I think what matters more than the abstract class vs if statement dichotomy, is how well something maps the problem domain/data structures and flows.

Sure maybe its fast to write that simple if statement, but if it doesn't capture the deeper problem you'll just keep running head first into edge cases - whereas if you're modelling the problem in a good way it comes as a natural extension/interaction in the code with very little tweaking _and_ it covers all edge cases in a clean way.

blanched · 2026-04-01T00:36:03 1775003763

I’m aware I’m about to be “that guy”, but I really like how Rich Hickey’s “Simple Made Easy” clarifies simplicity here. In that model, what you’re describing is easy, not simple.

mememememememo · 2026-03-31T20:47:17 1774990037

Yes. Which is why "I generated X lines of code" "I used a billion tokens this month" sound stupid to me.

Like I used 100 gallons of petrol this month and 10 kilos of rabbit feed!

julenx · 2026-04-01T07:48:02 1775029682

The same people that pursue economic incentives are who I hear speaking about number of lines produced by developers as a useful metric. I sense a worrying trend toward more is better with respect to output, when the north star IMHO should be to make something only as complex as necessary, but as simple as possible. The best code is no code at all.

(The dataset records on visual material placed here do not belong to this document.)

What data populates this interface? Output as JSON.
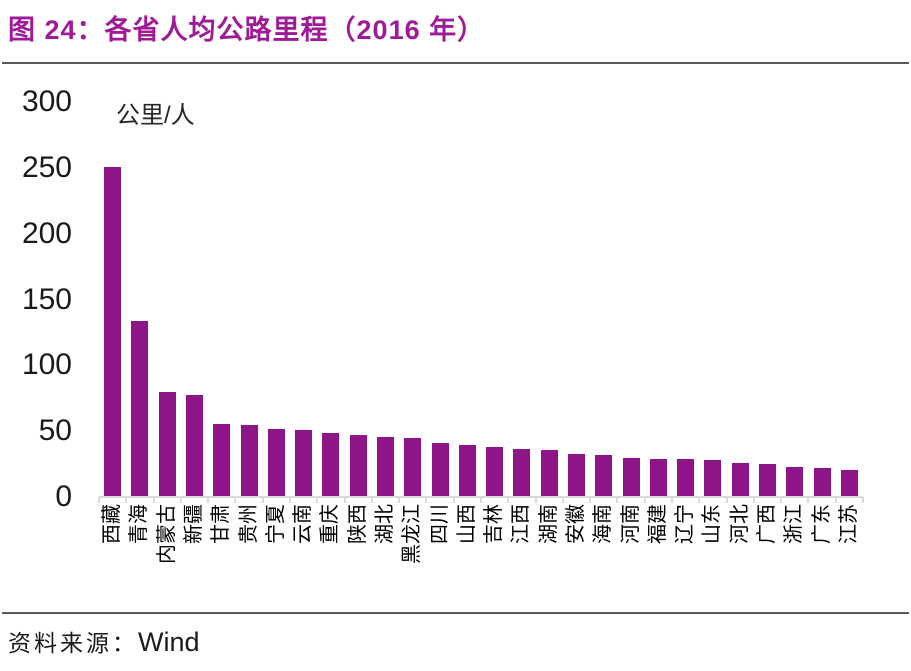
{
  "title": "图 24：各省人均公路里程（2016 年）",
  "unit_label": "公里/人",
  "source": {
    "label": "资料来源：",
    "value": "Wind"
  },
  "colors": {
    "bar": "#8E1588",
    "title": "#9E1A96",
    "divider": "#595959",
    "axis_line": "#D9D9D9",
    "tick_text": "#1a1a1a"
  },
  "chart_data": {
    "type": "bar",
    "title": "图 24：各省人均公路里程（2016 年）",
    "ylabel": "公里/人",
    "ylim": [
      0,
      300
    ],
    "yticks": [
      0,
      50,
      100,
      150,
      200,
      250,
      300
    ],
    "grid": false,
    "legend_position": "none",
    "categories": [
      "西藏",
      "青海",
      "内蒙古",
      "新疆",
      "甘肃",
      "贵州",
      "宁夏",
      "云南",
      "重庆",
      "陕西",
      "湖北",
      "黑龙江",
      "四川",
      "山西",
      "吉林",
      "江西",
      "湖南",
      "安徽",
      "海南",
      "河南",
      "福建",
      "辽宁",
      "山东",
      "河北",
      "广西",
      "浙江",
      "广东",
      "江苏"
    ],
    "values": [
      250,
      133,
      79,
      77,
      55,
      54,
      51,
      50,
      48,
      46,
      45,
      44,
      40,
      39,
      37,
      36,
      35,
      32,
      31,
      29,
      28,
      28,
      27,
      25,
      24,
      22,
      21,
      20
    ]
  }
}
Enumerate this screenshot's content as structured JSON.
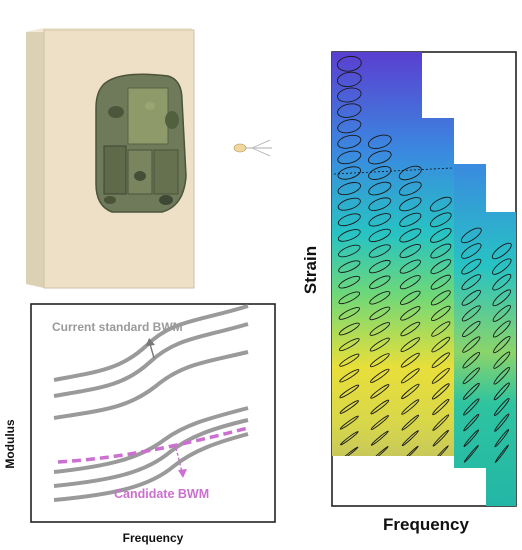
{
  "figure": {
    "block_color": "#ede0c6",
    "vest_color": "#6f7a5a",
    "probe_color": "#bdbdbd"
  },
  "modulus_plot": {
    "ylabel": "Modulus",
    "xlabel": "Frequency",
    "current_label": "Current standard BWM",
    "candidate_label": "Candidate BWM",
    "current_color": "#9a9a9a",
    "candidate_color": "#cc6fd0"
  },
  "strain_map": {
    "ylabel": "Strain",
    "xlabel": "Frequency",
    "columns": 6,
    "rows": 26,
    "filled_rows_per_column": [
      26,
      21,
      19,
      17,
      15,
      14
    ],
    "colormap": [
      "#5a3fd0",
      "#3a8ae0",
      "#27c3c3",
      "#6ed879",
      "#e8df3a",
      "#2ec4a0"
    ]
  }
}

sph · 2026-03-31T21:13:23 1774991603

People use stupid metrics like those because more useful ones, like "productivity" or "robustness" are pretty much impossible to objectively measure.

mememememememo · 2026-04-01T12:04:46 1775045086

And because the other easy one, revenue, is not so impressive.

jumploops · 2026-03-19T08:45:07 1773909907

Funnily enough, with the most recent models (having reduced sycophancy), putting in the wrong assumptions often still leads to the right output.